With new layout modes coming to CSS, including flex and grid, I don't think the statement "float-based & table-based layouts that have remained unimproved to this day" is fair.
Flexbox is a step forward, Grid Layout is awesome but is starting to look like CSS Vars, another spec lost in years of limbo
The myriad of incompatible CSS layout modes, present & coming, are evidence of the lack of a holistic & future-proof foundation. The Constraint CSS primitives can be used to implement Flexbox & Grid Layout in total, not true the other way around. And, such implementations would be fully compatible with each other. BTW, a Grid Layout implementation in GSS is well on its way.
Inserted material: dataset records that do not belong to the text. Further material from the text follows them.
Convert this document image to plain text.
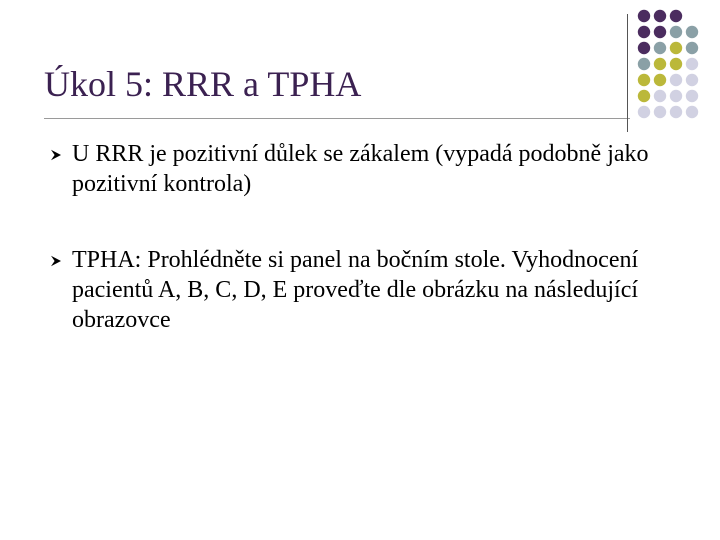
Úkol 5: RRR a TPHA
U RRR je pozitivní důlek se zákalem (vypadá podobně jako pozitivní kontrola)
TPHA: Prohlédněte si panel na bočním stole. Vyhodnocení pacientů A, B, C, D, E proveďte dle obrázku na následující obrazovce
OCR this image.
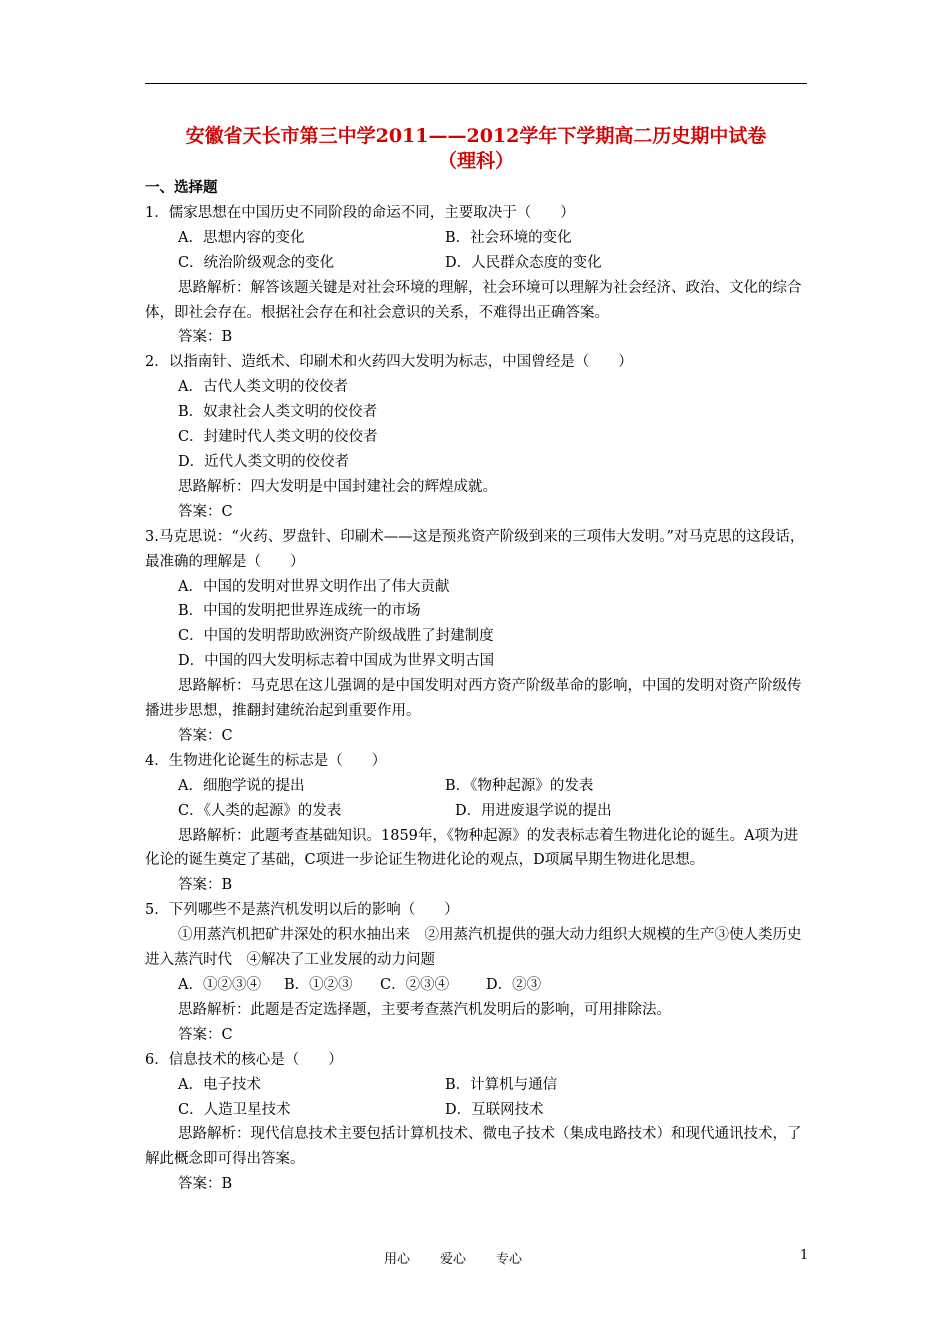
安徽省天长市第三中学2011——2012学年下学期高二历史期中试卷
（理科）
一、选择题
1．儒家思想在中国历史不同阶段的命运不同，主要取决于（　　）
A．思想内容的变化	B．社会环境的变化
C．统治阶级观念的变化	D．人民群众态度的变化
思路解析：解答该题关键是对社会环境的理解，社会环境可以理解为社会经济、政治、文化的综合体，即社会存在。根据社会存在和社会意识的关系，不难得出正确答案。
答案：B
2．以指南针、造纸术、印刷术和火药四大发明为标志，中国曾经是（　　）
A．古代人类文明的佼佼者
B．奴隶社会人类文明的佼佼者
C．封建时代人类文明的佼佼者
D．近代人类文明的佼佼者
思路解析：四大发明是中国封建社会的辉煌成就。
答案：C
3.马克思说：“火药、罗盘针、印刷术——这是预兆资产阶级到来的三项伟大发明。”对马克思的这段话，最准确的理解是（　　）
A．中国的发明对世界文明作出了伟大贡献
B．中国的发明把世界连成统一的市场
C．中国的发明帮助欧洲资产阶级战胜了封建制度
D．中国的四大发明标志着中国成为世界文明古国
思路解析：马克思在这儿强调的是中国发明对西方资产阶级革命的影响，中国的发明对资产阶级传播进步思想，推翻封建统治起到重要作用。
答案：C
4．生物进化论诞生的标志是（　　）
A．细胞学说的提出	B．《物种起源》的发表
C．《人类的起源》的发表	D．用进废退学说的提出
思路解析：此题考查基础知识。1859年，《物种起源》的发表标志着生物进化论的诞生。A项为进化论的诞生奠定了基础，C项进一步论证生物进化论的观点，D项属早期生物进化思想。
答案：B
5．下列哪些不是蒸汽机发明以后的影响（　　）
①用蒸汽机把矿井深处的积水抽出来　②用蒸汽机提供的强大动力组织大规模的生产③使人类历史进入蒸汽时代　④解决了工业发展的动力问题
A．①②③④ B．①②③ C．②③④	D．②③
思路解析：此题是否定选择题，主要考查蒸汽机发明后的影响，可用排除法。
答案：C
6．信息技术的核心是（　　）
A．电子技术	B．计算机与通信
C．人造卫星技术	D．互联网技术
思路解析：现代信息技术主要包括计算机技术、微电子技术（集成电路技术）和现代通讯技术，了解此概念即可得出答案。
答案：B
用心 爱心 专心	1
The 2 fundamental layout features lacking in future CSS specs is 1) relative positioning & sizing & 2) true source order independence. Less this is addressed, layout will be tightly coupled with the DOM & good luck centering things
I'm all for improving what we have, and the new GSS system does look interesting and could possibly influence CSS. But I think you're reacting too strongly to CSS. AFAIK the normal, flex, and grid layout modes are compatible (in the sense that you can mix them in one page and have things like flex inside grid elements and vice versa). Being a lurker on some standardisation email lists some of the best engineers in the world are on there taking everything very seriously, including future-proofing since everyone is well aware anything they add now will basically have to be supported forever.
I'm not sure I understand your two complaints (isn't there already position: relative and percentage sizes?), but I think good engineering is always about making tradeoffs, and while I don't understand GSS enough to criticise it I feel it's unlikely to be a silver bullet that magically fixes everything in itself, and will likely have its own quirks and pitfalls as well.